The second installment of Spalding House’s education-driven exhibition arc is Finding X, which explores the yin-yang-like relationship between mathematics and art through five smaller exhibitions.
Humans have been counting for thousands of years. First, verbally (out loud or mentally), or with fingers, and then with some kind of marking tabulation to track, measure in increments, or to assign value. This exhibition looks at ways contemporary artists use numerals and counting practices in their work. Included are works by Jonathan Borofsky, Micah Lexier, Deborah Nehmad, and Thomas Woodruff.

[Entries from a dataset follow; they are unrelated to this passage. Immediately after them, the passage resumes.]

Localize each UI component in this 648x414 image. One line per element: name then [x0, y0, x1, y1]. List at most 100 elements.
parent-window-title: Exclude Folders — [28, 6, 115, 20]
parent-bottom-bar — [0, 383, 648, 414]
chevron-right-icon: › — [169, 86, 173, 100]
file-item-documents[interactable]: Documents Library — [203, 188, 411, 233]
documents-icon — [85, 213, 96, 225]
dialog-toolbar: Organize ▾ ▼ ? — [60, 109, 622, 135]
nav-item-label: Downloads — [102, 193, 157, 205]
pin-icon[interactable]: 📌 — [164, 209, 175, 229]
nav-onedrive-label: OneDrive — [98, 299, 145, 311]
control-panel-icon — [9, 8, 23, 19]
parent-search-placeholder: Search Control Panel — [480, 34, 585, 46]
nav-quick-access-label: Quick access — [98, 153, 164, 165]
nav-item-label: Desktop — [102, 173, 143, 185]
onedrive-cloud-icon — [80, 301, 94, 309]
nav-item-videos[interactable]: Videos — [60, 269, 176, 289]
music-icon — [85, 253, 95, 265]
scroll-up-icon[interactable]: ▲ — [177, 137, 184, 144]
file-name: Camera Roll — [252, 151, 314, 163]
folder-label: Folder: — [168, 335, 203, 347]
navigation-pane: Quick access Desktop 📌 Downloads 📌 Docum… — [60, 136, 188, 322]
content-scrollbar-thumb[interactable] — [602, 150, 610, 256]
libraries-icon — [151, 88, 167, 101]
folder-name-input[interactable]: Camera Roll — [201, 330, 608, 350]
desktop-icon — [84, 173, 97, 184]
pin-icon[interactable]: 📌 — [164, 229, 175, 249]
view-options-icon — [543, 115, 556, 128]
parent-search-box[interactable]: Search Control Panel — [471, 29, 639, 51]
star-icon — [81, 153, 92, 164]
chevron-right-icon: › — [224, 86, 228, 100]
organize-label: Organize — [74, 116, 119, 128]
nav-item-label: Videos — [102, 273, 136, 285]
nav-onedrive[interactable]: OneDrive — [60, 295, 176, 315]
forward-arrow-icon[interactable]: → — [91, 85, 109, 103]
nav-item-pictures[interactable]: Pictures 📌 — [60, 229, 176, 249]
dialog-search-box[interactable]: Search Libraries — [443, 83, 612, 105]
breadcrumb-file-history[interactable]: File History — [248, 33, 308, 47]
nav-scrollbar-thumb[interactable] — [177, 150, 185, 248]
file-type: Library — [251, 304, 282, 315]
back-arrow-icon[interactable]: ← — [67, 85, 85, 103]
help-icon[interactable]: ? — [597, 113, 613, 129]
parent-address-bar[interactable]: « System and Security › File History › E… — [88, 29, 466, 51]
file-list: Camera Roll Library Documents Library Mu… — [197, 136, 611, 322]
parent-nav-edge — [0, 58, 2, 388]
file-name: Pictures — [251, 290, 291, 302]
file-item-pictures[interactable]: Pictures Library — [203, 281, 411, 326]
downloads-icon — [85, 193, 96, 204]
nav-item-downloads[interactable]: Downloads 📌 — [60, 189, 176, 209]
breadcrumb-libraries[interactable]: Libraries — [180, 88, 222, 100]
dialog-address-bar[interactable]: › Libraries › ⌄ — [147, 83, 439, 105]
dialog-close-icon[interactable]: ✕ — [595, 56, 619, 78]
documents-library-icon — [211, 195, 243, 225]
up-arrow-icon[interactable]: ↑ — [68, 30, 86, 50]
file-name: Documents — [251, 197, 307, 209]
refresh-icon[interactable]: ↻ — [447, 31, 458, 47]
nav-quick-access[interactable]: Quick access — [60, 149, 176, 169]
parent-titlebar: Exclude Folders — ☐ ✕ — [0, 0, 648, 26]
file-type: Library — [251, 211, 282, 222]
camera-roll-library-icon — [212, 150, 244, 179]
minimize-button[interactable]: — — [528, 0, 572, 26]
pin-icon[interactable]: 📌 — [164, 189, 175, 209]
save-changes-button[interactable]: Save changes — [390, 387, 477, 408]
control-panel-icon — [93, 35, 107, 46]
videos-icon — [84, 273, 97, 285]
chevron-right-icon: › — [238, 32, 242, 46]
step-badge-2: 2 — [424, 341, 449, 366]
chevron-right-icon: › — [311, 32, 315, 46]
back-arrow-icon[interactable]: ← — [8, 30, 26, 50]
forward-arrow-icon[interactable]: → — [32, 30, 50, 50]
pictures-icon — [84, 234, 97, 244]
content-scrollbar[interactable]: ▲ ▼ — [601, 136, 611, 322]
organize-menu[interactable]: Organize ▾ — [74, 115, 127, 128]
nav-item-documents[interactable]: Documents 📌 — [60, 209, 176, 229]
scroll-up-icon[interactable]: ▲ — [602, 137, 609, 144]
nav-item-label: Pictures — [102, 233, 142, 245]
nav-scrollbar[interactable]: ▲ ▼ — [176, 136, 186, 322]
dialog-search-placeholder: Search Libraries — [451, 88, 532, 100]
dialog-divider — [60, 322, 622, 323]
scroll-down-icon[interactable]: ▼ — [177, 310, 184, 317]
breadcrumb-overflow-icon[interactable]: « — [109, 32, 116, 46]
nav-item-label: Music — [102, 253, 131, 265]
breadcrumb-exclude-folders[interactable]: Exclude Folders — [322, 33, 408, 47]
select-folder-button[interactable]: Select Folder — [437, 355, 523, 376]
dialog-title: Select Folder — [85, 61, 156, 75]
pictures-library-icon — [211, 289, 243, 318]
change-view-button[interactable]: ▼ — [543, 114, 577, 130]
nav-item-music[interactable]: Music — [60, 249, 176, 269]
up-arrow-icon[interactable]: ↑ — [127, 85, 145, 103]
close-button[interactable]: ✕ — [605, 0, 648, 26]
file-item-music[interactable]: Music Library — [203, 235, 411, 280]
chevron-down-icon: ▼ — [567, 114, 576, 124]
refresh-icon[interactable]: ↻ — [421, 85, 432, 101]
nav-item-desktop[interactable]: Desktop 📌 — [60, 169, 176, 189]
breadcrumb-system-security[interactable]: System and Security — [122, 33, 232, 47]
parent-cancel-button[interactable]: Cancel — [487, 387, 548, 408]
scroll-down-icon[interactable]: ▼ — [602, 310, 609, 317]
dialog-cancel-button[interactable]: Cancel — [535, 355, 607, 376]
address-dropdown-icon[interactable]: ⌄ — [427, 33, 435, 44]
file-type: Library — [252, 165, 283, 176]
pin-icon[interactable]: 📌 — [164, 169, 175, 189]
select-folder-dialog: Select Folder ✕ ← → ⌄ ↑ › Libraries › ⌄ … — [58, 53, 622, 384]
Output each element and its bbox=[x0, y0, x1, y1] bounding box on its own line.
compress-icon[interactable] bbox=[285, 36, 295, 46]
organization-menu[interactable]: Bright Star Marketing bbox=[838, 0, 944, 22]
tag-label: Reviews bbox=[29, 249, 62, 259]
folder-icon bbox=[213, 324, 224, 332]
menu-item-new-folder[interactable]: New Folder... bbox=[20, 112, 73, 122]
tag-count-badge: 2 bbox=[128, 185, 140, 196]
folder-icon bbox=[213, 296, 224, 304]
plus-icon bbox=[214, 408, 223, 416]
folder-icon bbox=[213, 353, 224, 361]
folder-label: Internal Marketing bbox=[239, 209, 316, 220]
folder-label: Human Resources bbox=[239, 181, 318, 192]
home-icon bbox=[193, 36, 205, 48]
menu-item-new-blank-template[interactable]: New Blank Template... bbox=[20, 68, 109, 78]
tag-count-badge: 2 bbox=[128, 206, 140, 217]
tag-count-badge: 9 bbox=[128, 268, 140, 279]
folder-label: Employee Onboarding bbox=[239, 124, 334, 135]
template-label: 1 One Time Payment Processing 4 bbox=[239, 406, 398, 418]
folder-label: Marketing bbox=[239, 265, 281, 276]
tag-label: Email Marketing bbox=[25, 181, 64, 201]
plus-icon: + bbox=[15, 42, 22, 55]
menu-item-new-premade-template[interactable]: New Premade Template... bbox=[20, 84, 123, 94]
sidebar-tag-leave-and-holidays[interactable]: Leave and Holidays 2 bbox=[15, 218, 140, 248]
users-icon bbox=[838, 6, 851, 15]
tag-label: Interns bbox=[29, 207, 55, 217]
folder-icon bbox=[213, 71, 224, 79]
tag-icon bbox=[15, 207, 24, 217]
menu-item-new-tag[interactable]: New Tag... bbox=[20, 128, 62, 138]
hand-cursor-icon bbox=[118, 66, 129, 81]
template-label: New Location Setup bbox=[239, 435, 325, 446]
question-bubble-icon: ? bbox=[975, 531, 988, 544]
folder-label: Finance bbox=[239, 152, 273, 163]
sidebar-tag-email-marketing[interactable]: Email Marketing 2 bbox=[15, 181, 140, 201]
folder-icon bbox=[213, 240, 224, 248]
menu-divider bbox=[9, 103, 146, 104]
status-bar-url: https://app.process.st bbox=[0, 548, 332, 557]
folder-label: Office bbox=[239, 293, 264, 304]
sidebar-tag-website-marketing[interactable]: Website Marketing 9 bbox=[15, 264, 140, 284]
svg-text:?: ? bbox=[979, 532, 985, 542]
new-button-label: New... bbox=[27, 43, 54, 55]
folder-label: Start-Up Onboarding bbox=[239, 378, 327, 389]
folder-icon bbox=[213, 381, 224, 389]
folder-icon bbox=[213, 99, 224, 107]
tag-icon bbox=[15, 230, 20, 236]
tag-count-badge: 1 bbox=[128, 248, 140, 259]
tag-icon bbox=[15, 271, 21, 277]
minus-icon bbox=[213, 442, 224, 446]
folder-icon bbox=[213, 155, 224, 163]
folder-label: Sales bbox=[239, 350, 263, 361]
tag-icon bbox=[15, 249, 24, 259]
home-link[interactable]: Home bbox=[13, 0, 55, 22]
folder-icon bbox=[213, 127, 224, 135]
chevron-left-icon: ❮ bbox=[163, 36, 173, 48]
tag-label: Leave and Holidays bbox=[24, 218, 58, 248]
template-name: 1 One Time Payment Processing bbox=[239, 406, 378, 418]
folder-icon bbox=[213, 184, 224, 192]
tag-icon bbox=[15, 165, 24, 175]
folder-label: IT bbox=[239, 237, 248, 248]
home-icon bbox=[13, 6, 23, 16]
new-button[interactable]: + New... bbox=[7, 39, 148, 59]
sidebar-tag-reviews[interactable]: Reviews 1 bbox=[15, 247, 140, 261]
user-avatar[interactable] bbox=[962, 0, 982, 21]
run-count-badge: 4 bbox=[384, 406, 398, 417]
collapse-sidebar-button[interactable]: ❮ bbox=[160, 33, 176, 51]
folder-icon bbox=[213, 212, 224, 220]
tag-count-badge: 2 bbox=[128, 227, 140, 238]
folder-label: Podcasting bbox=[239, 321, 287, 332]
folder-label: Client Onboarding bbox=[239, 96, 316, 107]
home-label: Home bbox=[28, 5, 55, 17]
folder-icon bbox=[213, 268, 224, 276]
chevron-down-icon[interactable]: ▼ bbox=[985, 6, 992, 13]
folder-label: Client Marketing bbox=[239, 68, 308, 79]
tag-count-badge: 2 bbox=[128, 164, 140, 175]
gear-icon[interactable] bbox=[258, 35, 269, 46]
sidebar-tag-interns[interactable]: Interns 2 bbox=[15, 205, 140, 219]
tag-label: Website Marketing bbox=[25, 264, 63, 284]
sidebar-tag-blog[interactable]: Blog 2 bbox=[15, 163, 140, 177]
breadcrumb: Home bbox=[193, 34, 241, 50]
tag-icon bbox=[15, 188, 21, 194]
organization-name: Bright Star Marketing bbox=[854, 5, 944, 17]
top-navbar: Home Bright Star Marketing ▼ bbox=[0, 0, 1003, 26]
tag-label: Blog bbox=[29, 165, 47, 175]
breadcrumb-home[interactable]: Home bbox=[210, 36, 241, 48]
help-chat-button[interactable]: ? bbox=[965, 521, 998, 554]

When the dizzying patterns of a Filipino Tinguian shaman blanket and other textiles are interpreted through simple binary codes, the connection between the modern-day computer and traditional woven textiles becomes crystal clear.
To no end/ Show your work
There is proof that infinity exists, but what does it look like? We turn the gallery into a workspace where students from the University of Hawai‘i–Manoa math and art departments wrap their collective minds around the question and collaborate to create infinity in the flesh.
Faces and Places
See how artists like portraitist Susanna Coffey, sculptor Elie Nadelman, and painter Charles Bartlett employ mathematic formulas to render people and places in works from the museum’s collection.
The Shape of Things
Triangles, squares, and circles serve as building blocks to the visual world. The Shape of Things bring together work by artists who utilize these elemental forms in their work. The exhibition features work by Piet Mondrian, Joseph Albers, Ilya Bolotowsky, Larry Bell, Donald Judd, Agnes Denes, John McCracken, and others.